Przetaczające się od wczoraj komentatorskie tsunami wymywa z naszych głów ogólnonarodową frustrację. Wpisy na blogach, memy, dyskusje w stacjach telewizyjnych i radiowych jadą równo po wszystkich i najlepiej po bandzie. Obśmiewani są debilni narodowcy, kibole, pisowcy, rząd, władze miasta i … Rosjanie. Dostało się też biednej tęczy – przepięknemu kolorowemu tworowi przyrody. Zwiastun ciszy i spokoju został zniszczony przez nieokiełznany żywioł a facebook podzielił się na jej zwolenników i przeciwników. Po prostu Kapturek zeżarł wilka i szlag bajkę trafił.
A może tak podejść do sprawy z zupełnie innej strony? Znajdźmy w tych smutnych wydarzeniach coś bardziej radosnego i zabawnego. Oto propozycja przedstawiona przez Reklamotywy62.
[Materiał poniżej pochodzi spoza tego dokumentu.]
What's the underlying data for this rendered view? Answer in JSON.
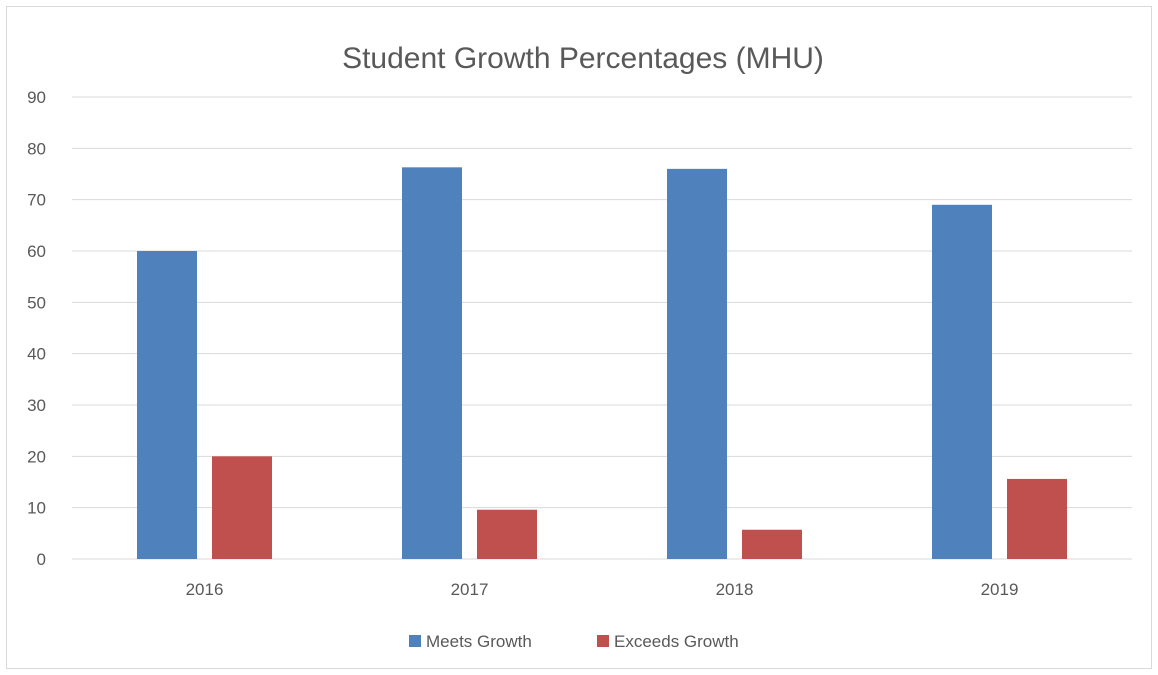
{
  "chart_data": {
    "type": "bar",
    "title": "Student Growth Percentages (MHU)",
    "xlabel": "",
    "ylabel": "",
    "categories": [
      "2016",
      "2017",
      "2018",
      "2019"
    ],
    "series": [
      {
        "name": "Meets Growth",
        "values": [
          60,
          76.3,
          76,
          69
        ],
        "color": "#4f81bd"
      },
      {
        "name": "Exceeds Growth",
        "values": [
          20,
          9.6,
          5.7,
          15.6
        ],
        "color": "#c0504d"
      }
    ],
    "ylim": [
      0,
      90
    ],
    "yticks": [
      "0",
      "10",
      "20",
      "30",
      "40",
      "50",
      "60",
      "70",
      "80",
      "90"
    ],
    "grid": true,
    "legend_position": "bottom"
  }
}
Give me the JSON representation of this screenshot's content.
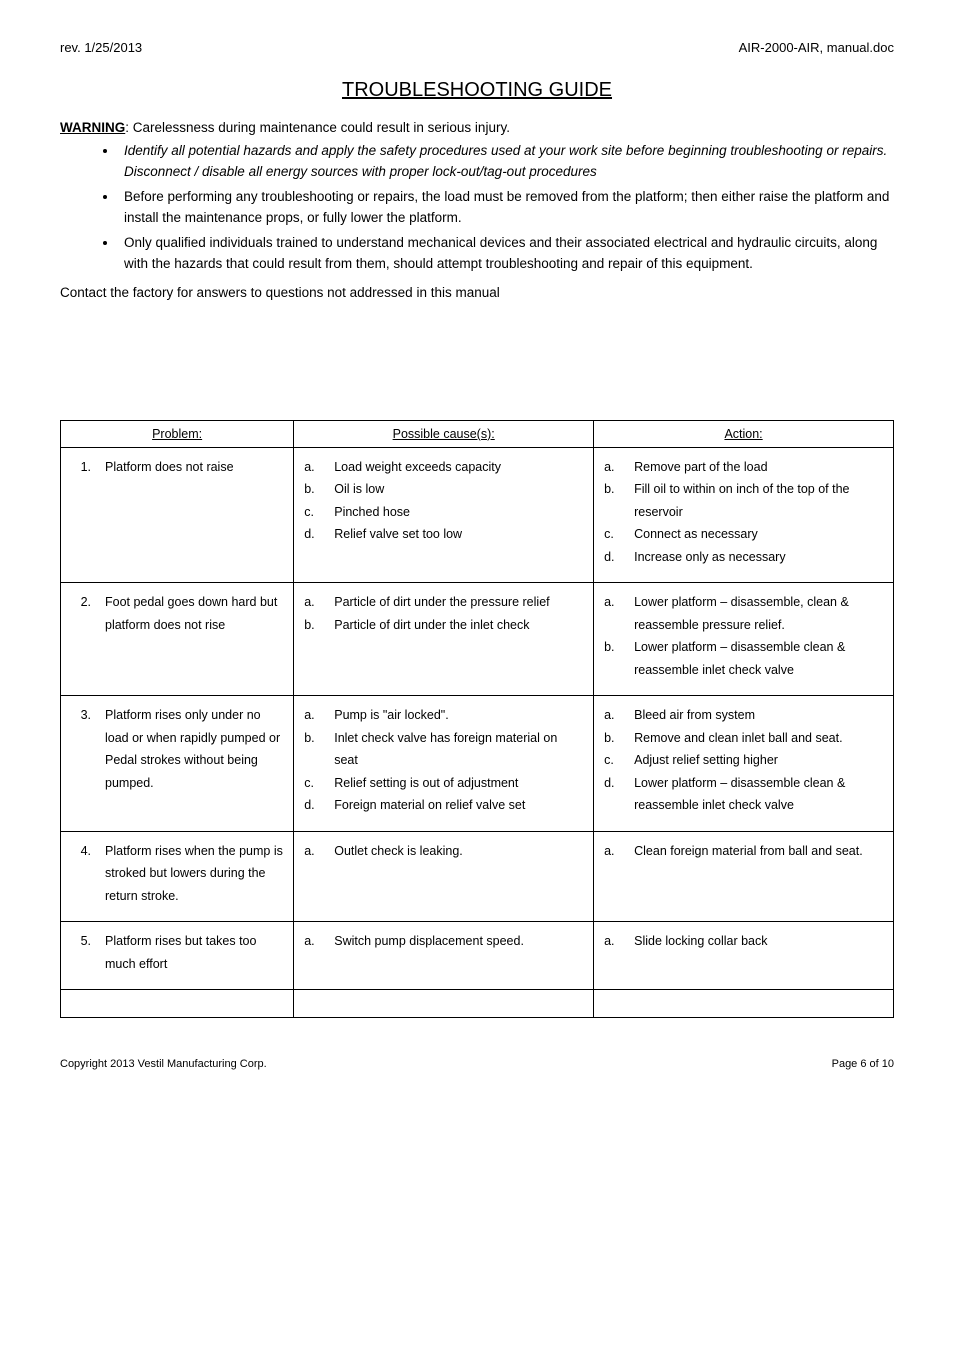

Prezentowana koncepcja jest obiecująca w swej świeżości, ale też prowokuje zasadnicze pytanie: czy marki powinny się włączać w takie narodowe dramaty i wykorzystywać socialmediowe zamieszanie? Sprawa z dachem na Stadionie Narodowym i wodnymi bohaterami pokazała, że to krok słuszny. Fakt, że wydarzenia te mają zupełnie odmienny charakter, ale wstyd za organizację, nieudolność i zachowanie rodaków jest podobny. Rozważania działań tego rodzaju to grubszy temat nadający się na osobny artykuł, nie mniej jednak będzie to tylko teoretyczna dywagacja. Czy znajdzie się ktoś odważny, aby wykorzystać kontrowersyjne wydarzenia w praktyce?
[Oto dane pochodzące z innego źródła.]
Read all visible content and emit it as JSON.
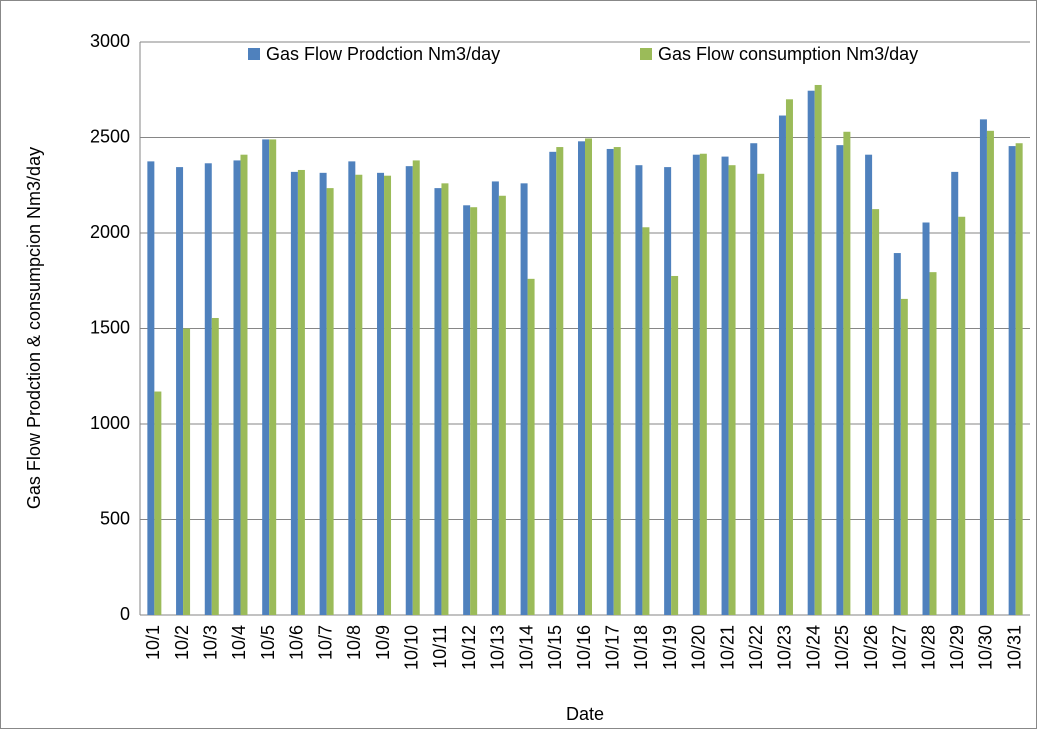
{
  "chart_data": {
    "type": "bar",
    "x_label": "Date",
    "y_label": "Gas Flow Prodction & consumpcion Nm3/day",
    "categories": [
      "10/1",
      "10/2",
      "10/3",
      "10/4",
      "10/5",
      "10/6",
      "10/7",
      "10/8",
      "10/9",
      "10/10",
      "10/11",
      "10/12",
      "10/13",
      "10/14",
      "10/15",
      "10/16",
      "10/17",
      "10/18",
      "10/19",
      "10/20",
      "10/21",
      "10/22",
      "10/23",
      "10/24",
      "10/25",
      "10/26",
      "10/27",
      "10/28",
      "10/29",
      "10/30",
      "10/31"
    ],
    "series": [
      {
        "name": "Gas Flow Prodction Nm3/day",
        "color": "#4f81bd",
        "values": [
          2375,
          2345,
          2365,
          2380,
          2490,
          2320,
          2315,
          2375,
          2315,
          2350,
          2235,
          2145,
          2270,
          2260,
          2425,
          2480,
          2440,
          2355,
          2345,
          2410,
          2400,
          2470,
          2615,
          2745,
          2460,
          2410,
          1895,
          2055,
          2320,
          2595,
          2455
        ]
      },
      {
        "name": "Gas Flow consumption Nm3/day",
        "color": "#9bbb59",
        "values": [
          1170,
          1500,
          1555,
          2410,
          2490,
          2330,
          2235,
          2305,
          2300,
          2380,
          2260,
          2135,
          2195,
          1760,
          2450,
          2495,
          2450,
          2030,
          1775,
          2415,
          2355,
          2310,
          2700,
          2775,
          2530,
          2125,
          1655,
          1795,
          2085,
          2535,
          2470
        ]
      }
    ],
    "ylim": [
      0,
      3000
    ],
    "yticks": [
      0,
      500,
      1000,
      1500,
      2000,
      2500,
      3000
    ],
    "grid": true,
    "legend": "top"
  }
}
Idąc za wskazaniem Relamotywy62, marka Skiittles już dziś powinna stawiać w Warszawie tęcze ze swoich cukierków i zapraszać warszawiaków do jej skubania, a przynajmniej wysłać w miasto hostessy ubrane w tęczowe stroje rozdające cukierki. Działanie to doskonale wpisałoby się w koncepcję zaproponowaną przez markę. Przecież patrząc na to, co się wydarzyło 11.11.2013 w Warszawie, nie pozostaje nic innego, jak zapalić dobrego skręta, najeść się Skiittlesów i wydoić żyrafę.